建物の外装はガルバリウムという金属系の素材を使いました。シルバーとホワイトを市松状に配置し、見る場所や日の当たり方によって、見え方が変化し、リズムを生み出します。全体を印象づけるテーマカラーについてもとても悩みましたが、爽やかさ・青春・「青は藍より出でて藍より青し」などのキーワードから、最終的には青に決めました。テーマカラーの設定によって分棟の建物群にまとまりを持たせることができています。
木下淳史さん(理工学研究科博士課程前期課程2回生)

インテリア・家具
インテリア・家具

1階の天井は張らずに、配管を見せることで「工場のカッコよさ」を表現しています。
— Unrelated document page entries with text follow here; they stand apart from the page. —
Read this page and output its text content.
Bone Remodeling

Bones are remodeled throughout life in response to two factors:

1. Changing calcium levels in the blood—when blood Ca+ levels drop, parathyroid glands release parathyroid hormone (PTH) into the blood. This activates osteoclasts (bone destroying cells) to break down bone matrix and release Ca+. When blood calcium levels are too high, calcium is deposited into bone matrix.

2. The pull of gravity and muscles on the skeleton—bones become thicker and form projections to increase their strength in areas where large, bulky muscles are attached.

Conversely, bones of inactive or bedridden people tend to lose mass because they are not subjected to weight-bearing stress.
外観のイメージとの統一感を出すために、床のパターンやブラインドの色にもこだわりました。階段や渡り廊下には穴の開いたパンチングメタルを使用し、奥の自然緑地まで視線が通るようになっています。建物の前に設けられたオープンスペースに置くテーブルやイスも建物のイメージに合うように何種類もの候補から選びました。オープンスペースは展示スペースとしても利用できるように、照明の位置も工夫してあります。
小西佐枝さん(理工学部4回生)

配置・外構
配置・外構

3つの建物の配置は単純な横並びでなく前後にずらしてあります。そうすることで、横の建物とのつながりを意識しつつ、敷地内に3つの庭をつくり出しています。そのうちの1つであるキャンパス側に開けたオープンスペースでは、コンクリートタイルの床にテーマカラーの鉄骨とブレースで組んだ屋根を架け、日常的な休憩・交流に加え、さまざまなイベントに対応できるよう配慮しています。オープンスペースを囲むように設えた人工木の階段は、ベンチとしても使えます。敷地内の舗装は透水性ブロックを用いたストライプ状のデザインとすることで、キャンパスから裏の自然緑地へとつながる奥行き感を演出しています。
棚橋弘貴さん(理工学部4回生)

アクトα

入居サークルの方に聞きました

ロボット技術研究会 代表 麻生翔太さん(理工学部3回生)

ロボット技術研究会 代表
麻生翔太さん(理工学部3回生)


ロボット技術研究会は、ロボットコンテスト(ロボコン)に出場するロボットをつくったり、生活を便利にするようなロボットを研究したりしています。部室では、各々がプログラムを組んだり、部品を組み立てたりしています。ロボットを保管するにはスペースが必要なので、以前の活動場所より少し広くなってよかったと思います。金属を切ったり、穴を開けたりという作業をするときは、共有スペースのラボを活用しています。
理工学部のプロジェクト団体が集まっているので連携しやすく、意識を高めあうことができます。他の団体の活動が見えるので、良い刺激を受けて、モチベーションも高まりますね。

ライフサイエンス研究会 代表 八軒知美さん(生命科学部2回生)

ライフサイエンス研究会 代表
八軒知美さん(生命科学部2回生)


ライフサイエンス研究会は、主に小学生向けに科学実験ショーをしたり、新しい実験を開発したりしています。アクトαは他の建物に比べて近代的で、スタイリッシュなデザインなので、とても良いと思います。学生団体が中心になってデザインをしたと聞き、すごいと思いました。
新しい部室はきれいで、水道の蛇口も多く、ガスバーナーも使えるので、実験を開発しやすくなりました。共用のテラス部分は科学ショーの練習に使っています。小学生向けの科学ショーでは大きくはっきり話さないと伝わりにくく、大きな声を出す練習が必要なのですが、外に開けているテラスはその練習に役立っています!